Can we get some credit for how many stupid ideas we don’t act on?
We have a trampoline, but not an in-ground trampoline.
We have zero life-sized, purple hippopotamuses rescued from defunct mini golf places, despite a clear opportunity.
We have many broken chairs and couches, but none of them has been packed with topsoil, covered with chicken wire, and planted with grass seed to make living lawn furniture.
We have a washing machine drum flower planter for our statue of Mary
but we do not have a permanent porch fixture made from the industrial-sized colander that wouldn’t fit through the door, much less in my sink.
And we still don’t have any damn ducks. Not a single khaki campbell duck, noted for its high egg production, paddling happily in an in-ground (free on Craigslist!) hot tub in harmony with a booming population of meat turtles.
We do have a beloved canoe
($100 on Craigslist! Billed as “The world’s ugliest canoe,” and so it is). But we do not have a large, ungainly, unrealistic project boat sitting stupidly in our yard as a testament to our inability to turn a thing down just because it’s free on Craigslist.
This fine vessel was free on Craigslist
and we’re fixing to drag it down to the stream, chain it to some trees on either side, and sit back while our kids enjoy the greatest childhood known to mankind since that kid got stuck on that island with that horse.
There are a few issues. One is that the boat is gutted
We are about 73% sure this happened because someone started renovating and then realized it was too much work, and not because it is a murderboat. (I’m sure that head-sized compartment I can’t bring myself to open is just full of maps and sunblock. I’m sure of it.)
So we need a floor. Gonna lay some slats across it, then fit a board over that, screw everything down, and voilà . It just needs to be sturdy and safe,
not seaworthy or lovely.
The second issue is that the boat is in the yard, but the stream is in the back back back backyard, over the grass, around the firepit, through some thorns, across the Dead Marshes, and on the other side of a sturdy bank of trees and rocks and maybe some barbed wire I’ve been meaning to take care of.
But the boat has already more than paid for itself, in two distinct ways.
One is that my husband and I both learned how to use a trailer hitch.
The Craigslist ad said “Dont want to answer questions just want it gone,” so no one (sober) was available to help us mount the boat trailer (free on Craigslist!) to the vehicle.
It seemed simple enough, though: You stand there shouting at your husband, “Back-back-back-back-back-back-back, keep going, keep going, a little this way, this way, this way, back-back-back-back-back, keep goNO STOP!!!!!” until the ball part is perfectly situated under the trailer thingy.

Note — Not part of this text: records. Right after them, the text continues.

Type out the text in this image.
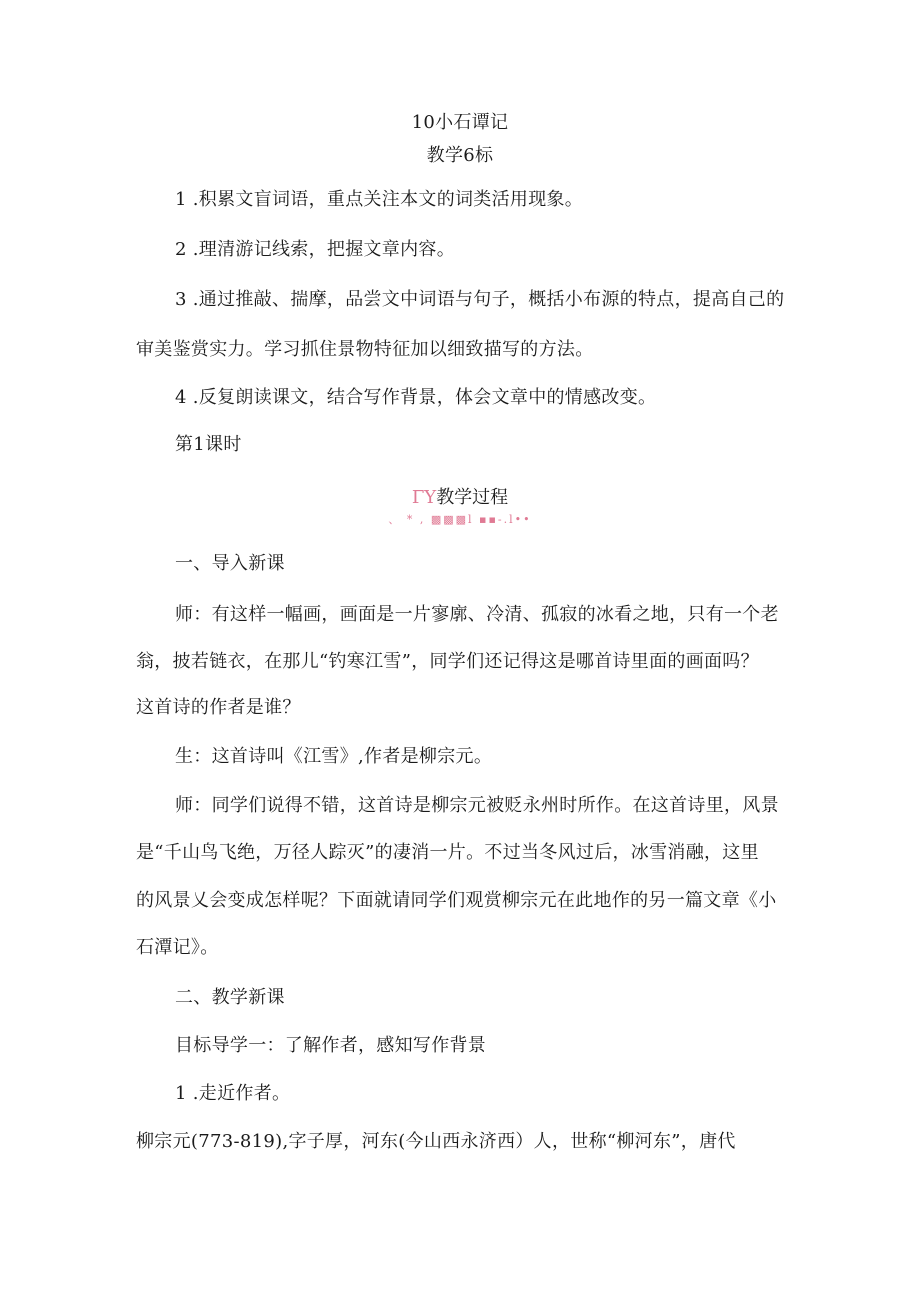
10小石谭记
教学6标
1 .积累文盲词语，重点关注本文的词类活用现象。
2 .理清游记线索，把握文章内容。
3 .通过推敲、揣摩，品尝文中词语与句子，概括小布源的特点，提高自己的
审美鉴赏实力。学习抓住景物特征加以细致描写的方法。
4 .反复朗读课文，结合写作背景，体会文章中的情感改变。
第1课时
ΓY教学过程
、 * , ▩▩▩l ▪▪-.l••
一、导入新课
师：有这样一幅画，画面是一片寥廓、冷清、孤寂的冰看之地，只有一个老
翁，披若链衣，在那儿“钓寒江雪”，同学们还记得这是哪首诗里面的画面吗？
这首诗的作者是谁？
生：这首诗叫《江雪》,作者是柳宗元。
师：同学们说得不错，这首诗是柳宗元被贬永州时所作。在这首诗里，风景
是“千山鸟飞绝，万径人踪灭”的凄消一片。不过当冬风过后，冰雪消融，这里
的风景乂会变成怎样呢？下面就请同学们观赏柳宗元在此地作的另一篇文章《小
石潭记》。
二、教学新课
目标导学一：了解作者，感知写作背景
1 .走近作者。
柳宗元(773-819),字子厚，河东(今山西永济西）人，世称“柳河东”，唐代
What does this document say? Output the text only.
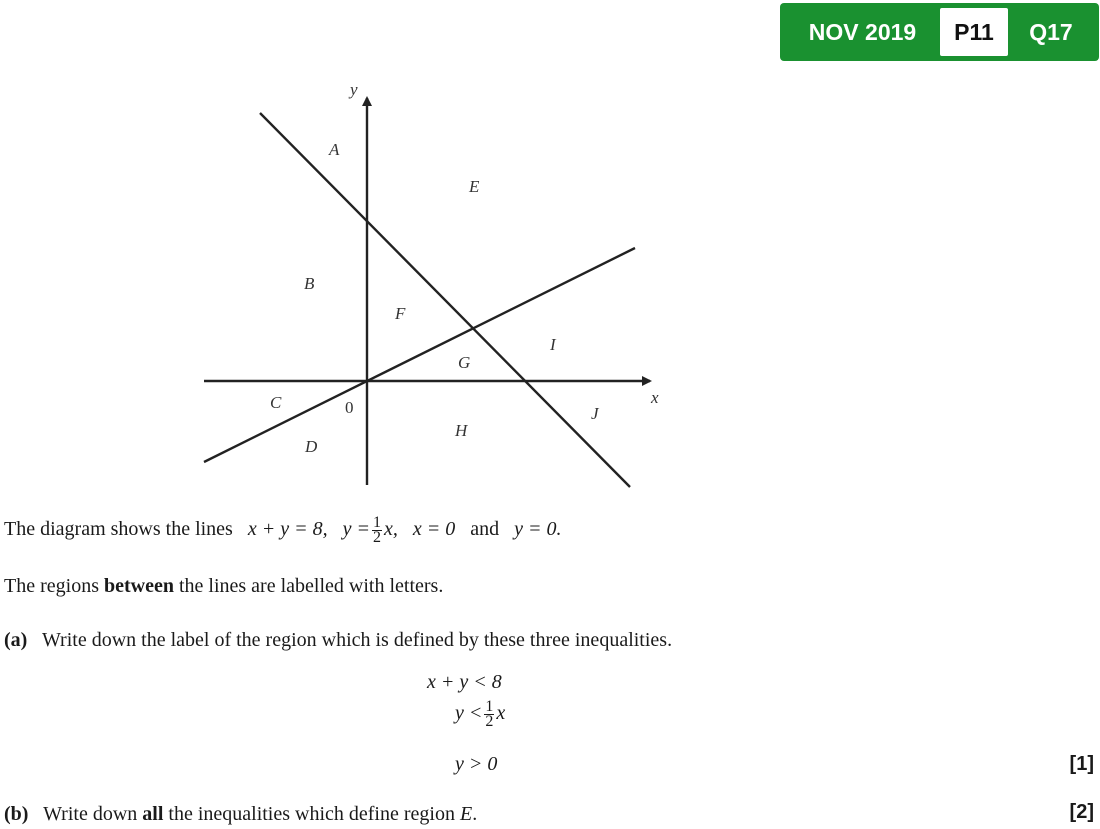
NOV 2019	P11	Q17
y
x
0
A
B
C
D
E
F
G
H
I
J
The diagram shows the lines x + y = 8, $y = \frac{1}{2} x$, x = 0 and y = 0.
The regions between the lines are labelled with letters.
(a) Write down the label of the region which is defined by these three inequalities.
x + y < 8
$y < \frac{1}{2}$ x
y > 0	[1]
(b) Write down all the inequalities which define region E.	[2]
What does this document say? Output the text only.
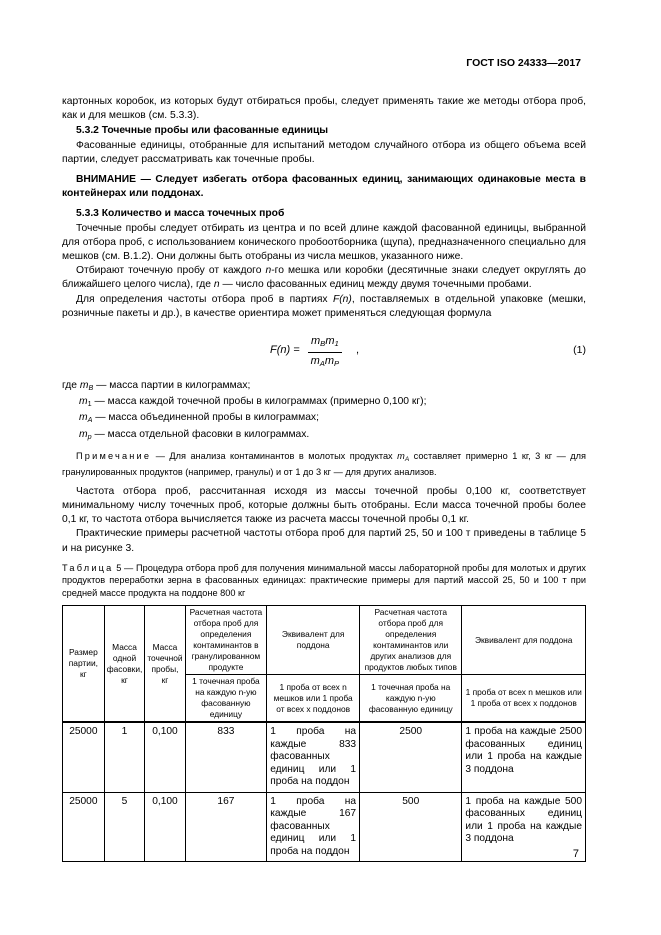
ГОСТ ISO 24333—2017

картонных коробок, из которых будут отбираться пробы, следует применять такие же методы отбора проб, как и для мешков (см. 5.3.3).

5.3.2 Точечные пробы или фасованные единицы

Фасованные единицы, отобранные для испытаний методом случайного отбора из общего объема всей партии, следует рассматривать как точечные пробы.

ВНИМАНИЕ — Следует избегать отбора фасованных единиц, занимающих одинаковые места в контейнерах или поддонах.

5.3.3 Количество и масса точечных проб

Точечные пробы следует отбирать из центра и по всей длине каждой фасованной единицы, выбранной для отбора проб, с использованием конического пробоотборника (щупа), предназначенного специально для мешков (см. В.1.2). Они должны быть отобраны из числа мешков, указанного ниже.

Отбирают точечную пробу от каждого n-го мешка или коробки (десятичные знаки следует округлять до ближайшего целого числа), где n — число фасованных единиц между двумя точечными пробами.

Для определения частоты отбора проб в партиях F(n), поставляемых в отдельной упаковке (мешки, розничные пакеты и др.), в качестве ориентира может применяться следующая формула

F(n) =
$m_Bm_1$
$m_Am_P$
,	(1)

где $m_B$ — масса партии в килограммах;

$m_1$ — масса каждой точечной пробы в килограммах (примерно 0,100 кг);

$m_A$ — масса объединенной пробы в килограммах;

$m_p$ — масса отдельной фасовки в килограммах.

Примечание — Для анализа контаминантов в молотых продуктах $m_A$ составляет примерно 1 кг, 3 кг — для гранулированных продуктов (например, гранулы) и от 1 до 3 кг — для других анализов.

Частота отбора проб, рассчитанная исходя из массы точечной пробы 0,100 кг, соответствует минимальному числу точечных проб, которые должны быть отобраны. Если масса точечной пробы более 0,1 кг, то частота отбора вычисляется также из расчета массы точечной пробы 0,1 кг.

Практические примеры расчетной частоты отбора проб для партий 25, 50 и 100 т приведены в таблице 5 и на рисунке 3.

Таблица 5 — Процедура отбора проб для получения минимальной массы лабораторной пробы для молотых и других продуктов переработки зерна в фасованных единицах: практические примеры для партий массой 25, 50 и 100 т при средней массе продукта на поддоне 800 кг

Размер партии, кг	Масса одной фасовки, кг	Масса точечной пробы, кг	Расчетная частота отбора проб для определения контаминантов в гранулированном продукте	Эквивалент для поддона	Расчетная частота отбора проб для определения контаминантов или других анализов для продуктов любых типов	Эквивалент для поддона
			1 точечная проба на каждую n-ую фасованную единицу	1 проба от всех n мешков или 1 проба от всех x поддонов	1 точечная проба на каждую n-ую фасованную единицу	1 проба от всех n мешков или 1 проба от всех x поддонов
25000	1	0,100	833	1 проба на каждые 833 фасованных единиц или 1 проба на поддон	2500	1 проба на каждые 2500 фасованных единиц или 1 проба на каждые 3 поддона
25000	5	0,100	167	1 проба на каждые 167 фасованных единиц или 1 проба на поддон	500	1 проба на каждые 500 фасованных единиц или 1 проба на каждые 3 поддона
7
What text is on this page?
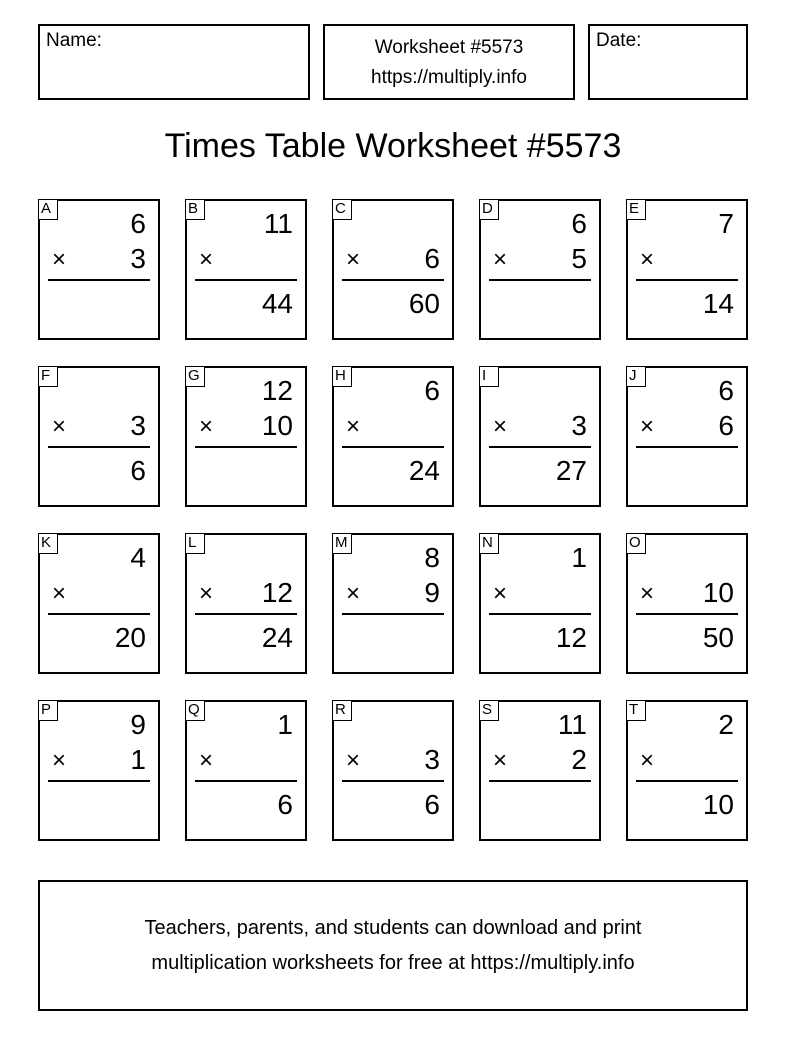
Name:	Worksheet #5573
https://multiply.info
Date:
Times Table Worksheet #5573
A	6
× 3
B 11
×
44
C
× 6
60
D	6
× 5
E	7
×
14
F
× 3
6
G 12
× 10
H	6
×
24
I
× 3
27
J	6
× 6
K	4
×
20
L
× 12
24
M	8
× 9
N	1
×
12
O
× 10
50
P	9
× 1
Q	1
×
6
R
× 3
6
S 11
× 2
T	2
×
10
Teachers, parents, and students can download and print
multiplication worksheets for free at https://multiply.info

Then you shove it with your foot a little, wind the crank until it’s all lined up, clamp the clamp thingy, hook up the chains, remove the wheel blocks, and . . . you are good to go? I guess?
So off we crept, and O YE GODS AND O YE LITTLE FISHES, what a horrible noise it made. It was a noise to freeze the marrow in your bones, a grinding, scraping, clattering, screeching squeal that proclaimed to all ears within fifty miles, “Here indeed are people who should not have a boat!”
We just kept going. I asked my husband if he wanted me to look up the hand signals for right and left; but for some reason, traffic was doing a very good job of avoiding us all by itself.
We made the perilous turn off the dirt road onto the highway. Only another mile or two until we reached home. At this point (and this is the second benefit of boat ownership we’ve already enjoyed) we had each lost about fourteen pounds of weight through the sheer isometric exercise of clenching every muscle in our bodies in abject fear.
My husband fixated mainly on the boat breaking loose, roaring freely down the highway, and crushing an unsuspecting mailman flat. I, though, couldn’t stop thinking about how it would feel when we hit a downhill slope, the hitch snapped, and the boat came charging through the rear window to devour us like an avenging whale.
What happened instead was that the horrible sound got even more horrible, until we couldn’t stand it anymore. My husband pulled over to a shoulder, and gathered his courage to softly asked that fatal question: “Is it supposed to be making that noise, do you think?”
I muttered through aching teeth, “Well . . . I think that little wheel in the front . . . is not making contact with the ground the whole time . . . and the noise we’re hearing . . . is when it is making contact. So maybe if we turn the crank, we can make it move . . . .”
I was going to say “down,” so that the wheel would be on the ground the whole time we were driving.
And then it hit me: That little wheel is not supposed to be touching the ground. It’s just there to hold the trailer stable while you load your boat up, and then you’re supposed to crank it up out of the way. Our only clue that this was so: This wheel is about five inches across, and about as sturdy as your average rollerblade wheel, and is very clearly not intended for highway travel. I’m sorry, did you not get the word? We are people who should not have a boat.
So we skipped out of the car and cranked that sucker up as high as it would go, got back in, and cruised home as silently and smoothly as if the boat were already in water. Which it will be, as soon as we figure out how to get it across the yard.
Hey, we didn’t bring home any ducks. That has to count for something.